Selective outsourcing on the rise: report

The average outsourcing deal size is shrinking and enterprises are increasingly in favour of farming out IT and business processes to several best-of-breed service providers, according to a report by U.K.-based analyst house Datamonitor and Everest Corp., an outsourcing advisory firm in Dallas. But one Canadian researcher says this “multi-sourcing” approach is nothing new to Canuck businesses.

According to Datamonitor’s IT Services Contract Tracker, the average deal size in the US$600 billion global IT and business process outsourcing (BPO) services sector fell 18 per cent to US$68.9 million in the first quarter of 2005, compared to the same period a year ago. This means the average deal size has now declined for three consecutive quarters.

In the IT services realm alone, 456 contracts were announced during the first quarter of 2005 — up five per cent on the 435 recorded in Q1 ’04 — but the combined total value of the Q1 ’05 contracts was US$31.4 billion, a 13.7-per-cent decline on the first quarter of 2004 when the total value of contracts reached US$36.4 billion, said the report.

According to Nick Mayes, lead analyst for Global Computing Services at Datamonitor, the statistics suggest clients are now signing smaller, more focused deals with suppliers. Canadian enterprises not exempt from this trend; he said Datamonitor tracked US$339 million in Canadian IT services deals in Q1 ’05, with an average deal size of US$26 million. “This is down significantly on the US$767 million of deals and US$64-million average size we tracked in the first quarter of 2004,” he said.

Part of the reason for this trend is that many companies are currently in the middle of major outsourcing initiatives they signed in the late 1990s and early 2000s while under pressure to lower their IT operating costs. “There are fewer big deals up for tender,” Mayes said.

But the tendency to multi-source has also played its part, he said. Multi-sourcing, as defined by Datamonitor, takes on one of two forms: the client either outsources the work to a major service provider, which then farms the work out to several different suppliers focused on the various areas of infrastructure involved in the deal; or the customer seeks out and signs contracts with a number of different suppliers on its own.

“With the latter scenario, the customer is able to take more ownership of the relationship, but there may be high management costs internally,” Mayes said. “With the former, there is one throat to choke because the main service provider is responsible” if something goes wrong.

He cited two recent Canadian examples of outsourcing deals that have followed the multi-sourcing trend: Last year the National Bank of Canada signed major technology outsourcing deals with both Montreal-based IT services provider CGI Group Inc. and payment and information management services provider Intria in Mississauga, Ont.
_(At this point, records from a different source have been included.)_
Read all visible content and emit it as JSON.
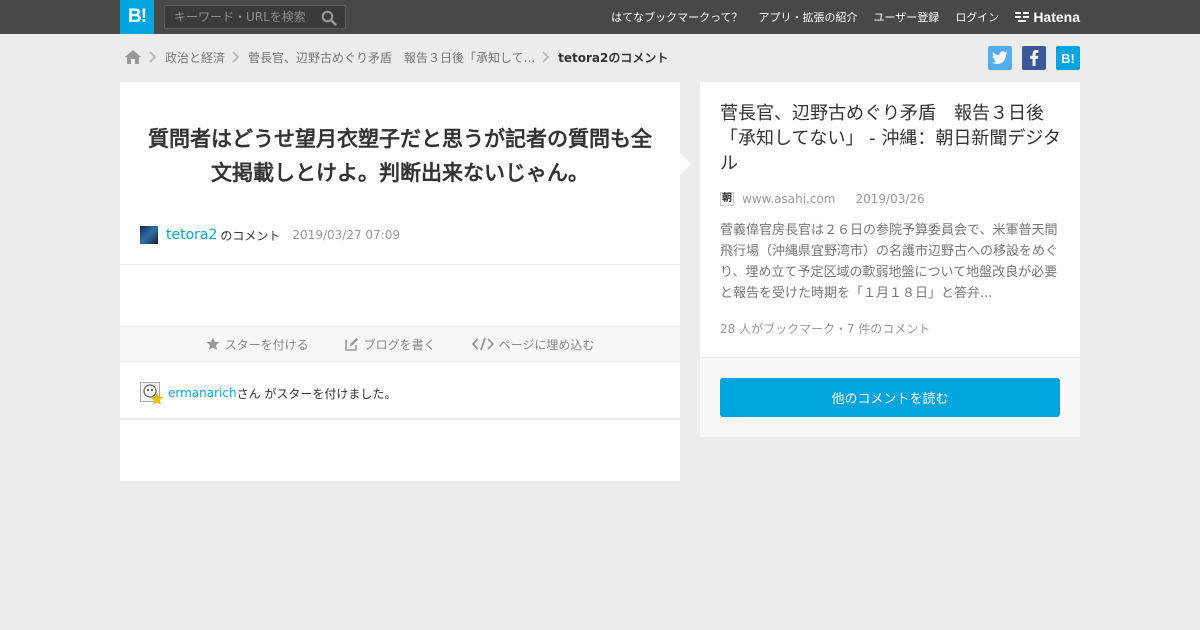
{
  "header": {
    "logo_label": "B!",
    "search_placeholder": "キーワード・URLを検索",
    "nav": [
      "はてなブックマークって？",
      "アプリ・拡張の紹介",
      "ユーザー登録",
      "ログイン"
    ],
    "brand": "Hatena"
  },
  "breadcrumb": {
    "items": [
      "政治と経済",
      "菅長官、辺野古めぐり矛盾　報告３日後「承知して..."
    ],
    "current": "tetora2のコメント"
  },
  "share": {
    "twitter": "t",
    "facebook": "f",
    "hatebu": "B!"
  },
  "comment": {
    "text": "質問者はどうせ望月衣塑子だと思うが記者の質問も全文掲載しとけよ。判断出来ないじゃん。",
    "user": "tetora2",
    "user_suffix": "のコメント",
    "date": "2019/03/27 07:09"
  },
  "actions": {
    "star": "スターを付ける",
    "blog": "ブログを書く",
    "embed": "ページに埋め込む"
  },
  "star": {
    "user": "ermanarich",
    "suffix": "さん がスターを付けました。"
  },
  "entry": {
    "title": "菅長官、辺野古めぐり矛盾　報告３日後「承知してない」 - 沖縄：朝日新聞デジタル",
    "favicon_text": "朝",
    "domain": "www.asahi.com",
    "date": "2019/03/26",
    "summary": "菅義偉官房長官は２６日の参院予算委員会で、米軍普天間飛行場（沖縄県宜野湾市）の名護市辺野古への移設をめぐり、埋め立て予定区域の軟弱地盤について地盤改良が必要と報告を受けた時期を「１月１８日」と答弁...",
    "count_text": "28 人がブックマーク・7 件のコメント",
    "read_button": "他のコメントを読む"
  },
  "colors": {
    "accent": "#00a4de",
    "topbar": "#484848",
    "background": "#ececec"
  }
}
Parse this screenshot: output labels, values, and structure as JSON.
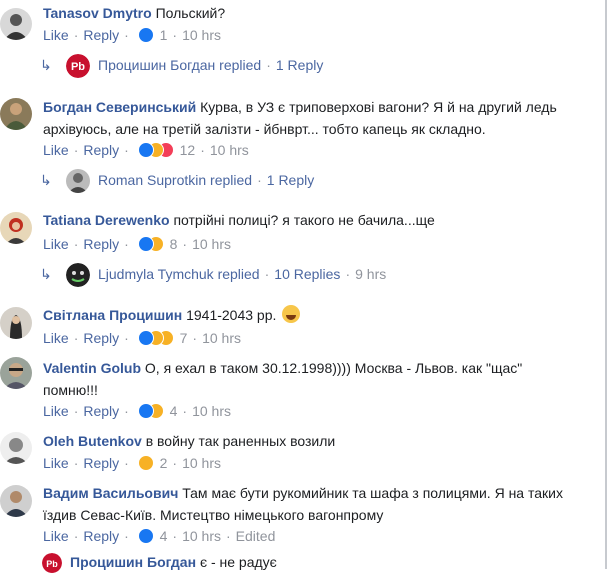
{
  "comments": [
    {
      "author": "Tanasov Dmytro",
      "text": "Польский?",
      "like": "Like",
      "reply": "Reply",
      "reactions": "1",
      "time": "10 hrs"
    },
    {
      "author": "Богдан Северинський",
      "text": "Курва, в УЗ є триповерхові вагони? Я й на другий ледь архівуюсь, але на третій залізти - йбнврт... тобто капець як складно.",
      "like": "Like",
      "reply": "Reply",
      "reactions": "12",
      "time": "10 hrs"
    },
    {
      "author": "Tatiana Derewenko",
      "text": "потрійні полиці? я такого не бачила...ще",
      "like": "Like",
      "reply": "Reply",
      "reactions": "8",
      "time": "10 hrs"
    },
    {
      "author": "Світлана Процишин",
      "text": "1941-2043 рр.",
      "like": "Like",
      "reply": "Reply",
      "reactions": "7",
      "time": "10 hrs"
    },
    {
      "author": "Valentin Golub",
      "text": "О, я ехал в таком 30.12.1998)))) Москва - Львов. как \"щас\" помню!!!",
      "like": "Like",
      "reply": "Reply",
      "reactions": "4",
      "time": "10 hrs"
    },
    {
      "author": "Oleh Butenkov",
      "text": "в войну так раненных возили",
      "like": "Like",
      "reply": "Reply",
      "reactions": "2",
      "time": "10 hrs"
    },
    {
      "author": "Вадим Васильович",
      "text": "Там має бути рукомийник та шафа з полицями. Я на таких їздив Севас-Київ. Мистецтво німецького вагонпрому",
      "like": "Like",
      "reply": "Reply",
      "reactions": "4",
      "time": "10 hrs",
      "edited": "Edited"
    }
  ],
  "replies": [
    {
      "name": "Процишин Богдан replied",
      "count": "1 Reply",
      "avatar_text": "Pb"
    },
    {
      "name": "Roman Suprotkin replied",
      "count": "1 Reply"
    },
    {
      "name": "Ljudmyla Tymchuk replied",
      "count": "10 Replies",
      "time": "9 hrs"
    }
  ],
  "partial": {
    "name": "Процишин Богдан",
    "text": "є - не радує",
    "avatar_text": "Pb"
  },
  "colors": {
    "link": "#365899",
    "meta": "#90949c",
    "action": "#4b67a1",
    "like": "#1877f2",
    "haha": "#f7b125",
    "love": "#f33e58",
    "pb": "#c8102e"
  }
}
Toronto-based financial institution CIBC also outsourced its desktop support to HP and its HR support functions to EDS.

According to Mayes, enterprises may be moving toward the multi-sourcing model because they have already gone through first- or second-generation outsourcing deals, “so (they) feel more comfortable breaking down their outsourcing strategy to focus on a number of best-of-breed suppliers, rather than throw everything over the fence to a major vendor in a long-term outsource.”

Enterprises that may also be rethinking their outsourcing strategies because they may not have gained the expected cost benefits or performance improvements that they had hoped for from earlier deals, he added.

Jim Westcott, senior analyst with IDC Canada Ltd. in Toronto, referred to this trend as “selective outsourcing.” He gave an additional reason for enterprises choosing this approach: “They don’t want to invest all their resources with only one supplier. They are able to spread that risk around and go with suppliers that have a best-of-breed approach for specific processes and services.”

Westcott said selective outsourcing is really not that new in Canada — it has played its role in the maturation of the outsourcing market in this country from the get-go. “I would say that for the most part…because of the way the business community is structured in Canada,” where there are not as many large organizations are there are in the U.K. or the U.S., “(multi-sourcing) is really the way the outsourcing industry has grown up here,” he said. “There are relatively few examples of full-scope outsourcing deals…where IT, finance, HR, accounting (and) procurement are bound into one contract.”

One of these rare examples is the 10-year, US$1.45 billion agreement B.C. Hydro inked with Accenture in 2002. The agreement brought about the formation of Accenture Business Services of British Columbia, to which B.C. Hydro outsourced its customer, IT, network computing and HR services, as well as its financial systems, purchasing, and building and office services.